Neben Warsh gab es viel abenteuerlichere Kandidaten
Die Liste möglicher Nachfolger für Fed-Chef Jerome Powell beinhaltete nämlich auch so manche, sagen wir, unorthodoxe Kandidaten, wie der Blog Alphaville der „Financial Times“ im vergangenen Jahr amüsant aufzeigte.
Im Gespräch waren beispielsweise Stephen Miran, Trump-Loyalist und Befürworter drastisch fallender Zinsen, oder auch Judy Shelton, eine eisenharte Gold-Fanatikerin, welche die Fed am liebsten abschaffen würde.

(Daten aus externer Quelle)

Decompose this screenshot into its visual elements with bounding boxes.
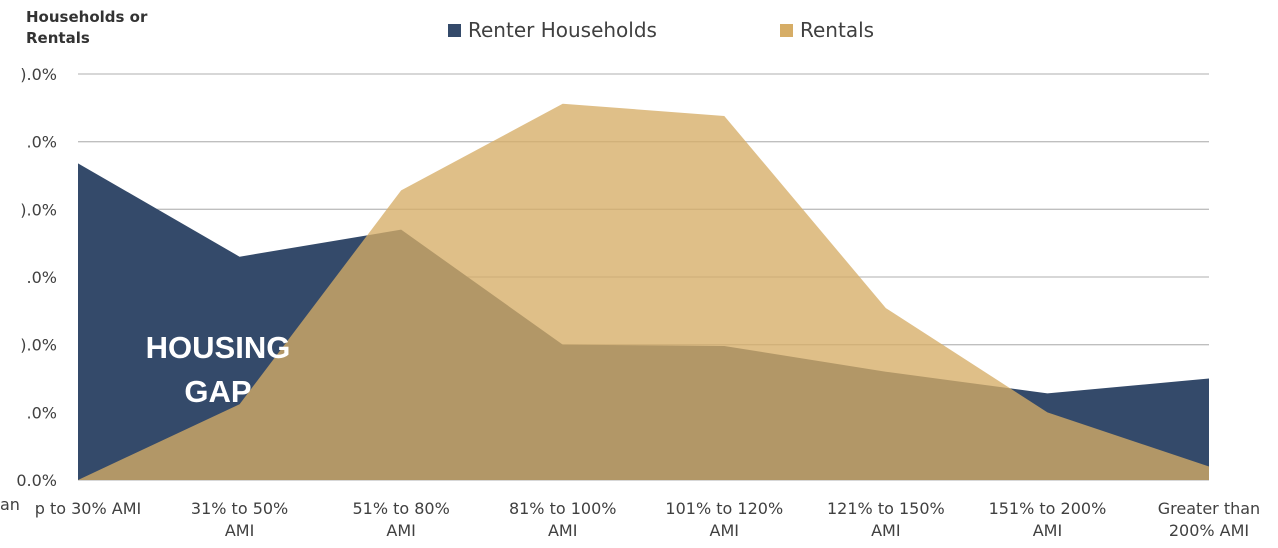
legend-swatch [780,24,793,37]
legend-label: Renter Households [468,18,657,42]
y-tick-label: .0% [27,403,57,422]
y-tick-label: ).0% [20,65,57,84]
x-tick-label: 101% to 120% AMI [665,499,783,540]
x-tick-label: 31% to 50% AMI [191,499,288,540]
annotation: HOUSING GAP [146,330,291,409]
area [78,103,1209,481]
x-tick-label: Greater than 200% AMI [1158,499,1260,540]
x-tick-label: 81% to 100% AMI [509,499,617,540]
x-tick-label: p to 30% AMI [35,499,142,518]
y-tick-label: 0.0% [16,471,57,490]
x-tick-label: 151% to 200% AMI [989,499,1107,540]
x-tick-label: 51% to 80% AMI [352,499,449,540]
y-tick-label: .0% [27,133,57,152]
legend-swatch [448,24,461,37]
stray-label: an [0,495,20,514]
legend-label: Rentals [800,18,874,42]
x-tick-label: 121% to 150% AMI [827,499,945,540]
y-tick-label: ).0% [20,336,57,355]
axis-title: Households or Rentals [26,8,148,47]
y-tick-label: ).0% [20,200,57,219]
y-tick-label: .0% [27,268,57,287]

Sogar Finanzminister Scott Bessent war im Gespräch, gar in einer Doppelrolle, die sehr praktisch gewesen wäre. Die Staatsfinanzierung der USA über die Druckerpresse der Fed wäre mit Bessent als Fed-Chef und Finanzminister einfacher denn je gewesen. Ob das den Börsen gefallen hatte, darf angezweifelt werden.
Eine mustergültige Notenbanker-Karriere
Gut, dass sich die Märkte darum nun nicht sorgen müssen, denn Warsh ist eine geradezu nüchterne Wahl von Trump. Diese Nominierung ist etwa so, als wolle man einen Blockbuster drehen, und entscheide sich für Steven Spielberg als Regisseur. Man weiß, was man bekommt.

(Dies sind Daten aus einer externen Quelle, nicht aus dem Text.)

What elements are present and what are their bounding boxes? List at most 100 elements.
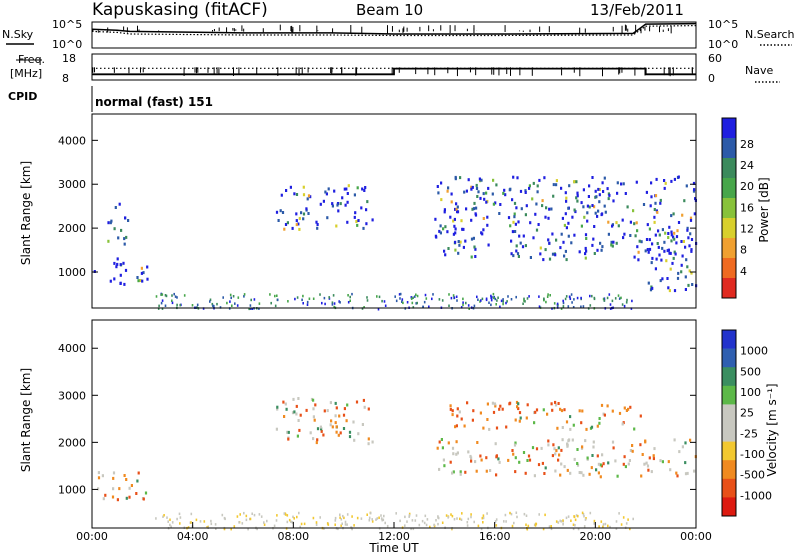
heatmap-cell [601,453,604,457]
heatmap-cell [532,236,535,240]
heatmap-cell [465,189,468,193]
heatmap-cell [306,197,309,201]
heatmap-cell [689,218,693,222]
heatmap-cell [226,301,228,305]
heatmap-cell [636,245,639,249]
heatmap-cell [371,218,374,222]
heatmap-cell [315,441,318,445]
heatmap-cell [535,522,537,526]
heatmap-cell [575,180,578,184]
heatmap-cell [223,516,226,520]
heatmap-cell [412,527,415,531]
heatmap-cell [410,296,413,299]
heatmap-cell [343,516,345,520]
heatmap-cell [580,224,583,228]
heatmap-cell [621,303,624,306]
heatmap-cell [334,516,337,520]
heatmap-cell [533,421,536,425]
heatmap-cell [354,211,357,215]
heatmap-cell [687,283,690,287]
heatmap-cell [455,440,458,444]
heatmap-cell [618,411,622,415]
heatmap-cell [171,301,174,305]
heatmap-cell [275,210,279,214]
heatmap-cell [455,424,458,428]
heatmap-cell [355,220,358,223]
heatmap-cell [593,522,595,525]
heatmap-cell [566,443,569,447]
heatmap-cell [567,221,570,225]
heatmap-cell [460,518,463,521]
heatmap-cell [347,184,350,188]
heatmap-cell [286,520,289,524]
heatmap-cell [663,186,666,190]
heatmap-cell [610,240,613,244]
heatmap-cell [602,412,605,416]
heatmap-cell [472,207,476,211]
heatmap-cell [162,515,164,518]
heatmap-cell [480,231,483,235]
heatmap-cell [341,196,344,200]
heatmap-cell [555,449,558,453]
heatmap-cell [507,458,510,462]
velocity-ylabel: Slant Range [km] [19,368,33,472]
heatmap-cell [336,202,340,205]
heatmap-cell [544,513,546,517]
heatmap-cell [573,208,576,212]
heatmap-cell [296,434,299,438]
heatmap-cell [510,298,513,301]
heatmap-cell [276,514,278,517]
heatmap-cell [565,420,569,424]
heatmap-cell [290,520,292,523]
heatmap-cell [349,299,351,302]
heatmap-cell [173,292,175,296]
heatmap-cell [542,258,545,262]
heatmap-cell [146,277,149,281]
heatmap-cell [266,519,268,523]
heatmap-cell [607,220,610,224]
heatmap-cell [335,406,338,410]
heatmap-cell [611,244,614,248]
heatmap-cell [456,210,460,214]
heatmap-cell [689,438,692,442]
heatmap-cell [513,212,516,216]
heatmap-cell [320,427,323,431]
heatmap-cell [472,409,475,413]
heatmap-cell [641,453,644,456]
heatmap-cell [356,223,359,227]
heatmap-cell [497,296,499,299]
noise-left-tick-bottom: 10^0 [52,38,82,51]
heatmap-cell [514,456,517,460]
heatmap-cell [561,426,564,429]
heatmap-cell [236,515,239,518]
heatmap-cell [570,519,572,522]
heatmap-cell [596,214,599,218]
colorbar-tick-label: 12 [740,222,754,235]
freq-lines [92,67,696,77]
heatmap-cell [666,277,669,280]
heatmap-cell [238,521,240,524]
heatmap-cell [297,419,300,422]
heatmap-cell [492,202,495,206]
heatmap-cell [286,514,289,517]
heatmap-cell [495,303,497,306]
heatmap-cell [564,297,567,301]
heatmap-cell [535,228,539,232]
heatmap-cell [563,408,566,412]
heatmap-cell [363,189,366,192]
heatmap-cell [421,519,424,523]
y-tick-label: 1000 [58,483,86,496]
heatmap-cell [653,208,656,211]
heatmap-cell [339,516,341,519]
freq-right-tick-top: 60 [708,52,722,65]
colorbar-swatch [722,330,736,349]
heatmap-cell [594,211,597,215]
heatmap-cell [690,249,693,253]
heatmap-cell [342,514,344,518]
heatmap-cell [119,263,122,267]
heatmap-cell [625,522,628,525]
heatmap-cell [542,527,545,531]
heatmap-cell [673,231,676,235]
velocity-heatmap [97,397,697,531]
heatmap-cell [294,297,296,301]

Warsh ist nämlich kein Unbekannter. Von 2006 bis 2011 saß er schon im Direktorium der Notenbank, und bringt auch ansonsten mit, was erwartet wird: Abschlüsse der renommierten Universitäten in Stanford und Harvard, kombiniert mit ein paar Jahren Erfahrung an der Wall Street sowie als Wirtschaftsberater der Bush-Regierung. Die KI hätte keinen schöneren Lebenslauf für den bald wichtigsten Notenbanker der Welt schreiben können.
Wird’s deshalb langweilig rund um die Fed? Keineswegs. Zwar hat Warsh den Ruf eines geldpolitischen Falken inne, ist also tendenziell restriktiver. Passend, denn mit zuletzt 2,7 Prozent ist die Inflation in den USA noch nicht eingedämmt. Zuletzt aber forderte Warsh, ebenso wie Trump, niedrigere Zinsen.
Und mal ehrlich, wäre es wirklich noch Trump, wenn er das Thema mit Warsh Nominierung nun abschließen würde? Jerome Powell musste sich in den vergangenen Monaten so einiges aus dem Weißen Haus anhören, Trump wurde regelrecht persönlich, und erklärte im Juli sogar, er sei überrascht, dass jemand Powell für den Fed-Vorsitz vorgeschlagen habe. Er war’s natürlich selber, in seiner ersten Amtszeit. Warsh war übrigens damals schon im Gespräch.
Fürs Erste dürfen die Märkte entspannen
Nun, es sei Warsh vergönnt, dass Trump seine Meinung nicht wieder ändert und es sich mit seinem neuen Fed-Chef nicht verkracht. Bis es so weit kommen könnte, vergeht aber ohnehin noch etwas Zeit. Erst Ende Mai endet Powells Amtszeit, und Warsh muss noch vom Senat abgesegnet werden.
Einige Senatoren erklärten schon, dass sie die Nominierung begrüßen. Doch mit Thom Tillis will ausgerechnet ein Republikaner keinen neuen Fed-Chef bestätigen, ehe nicht das Verfahren gegen Powell wegen der teuren Renovierung der Fed-Zentrale in Washington zu einem Urteil kommt oder zurückgezogen wird.
Fürs Erste aber dürfen sich die Märkte entspannen. So irritierend Trumps zweite Amtszeit bisher war, so beruhigend (und fast schon überraschend) ist, dass ein kompetenter Nachfolger für Powell gewählt wurde. Allerdings sollte man sich bei Trumps Amerika nie zu sicher sein. Aber hoffen darf man.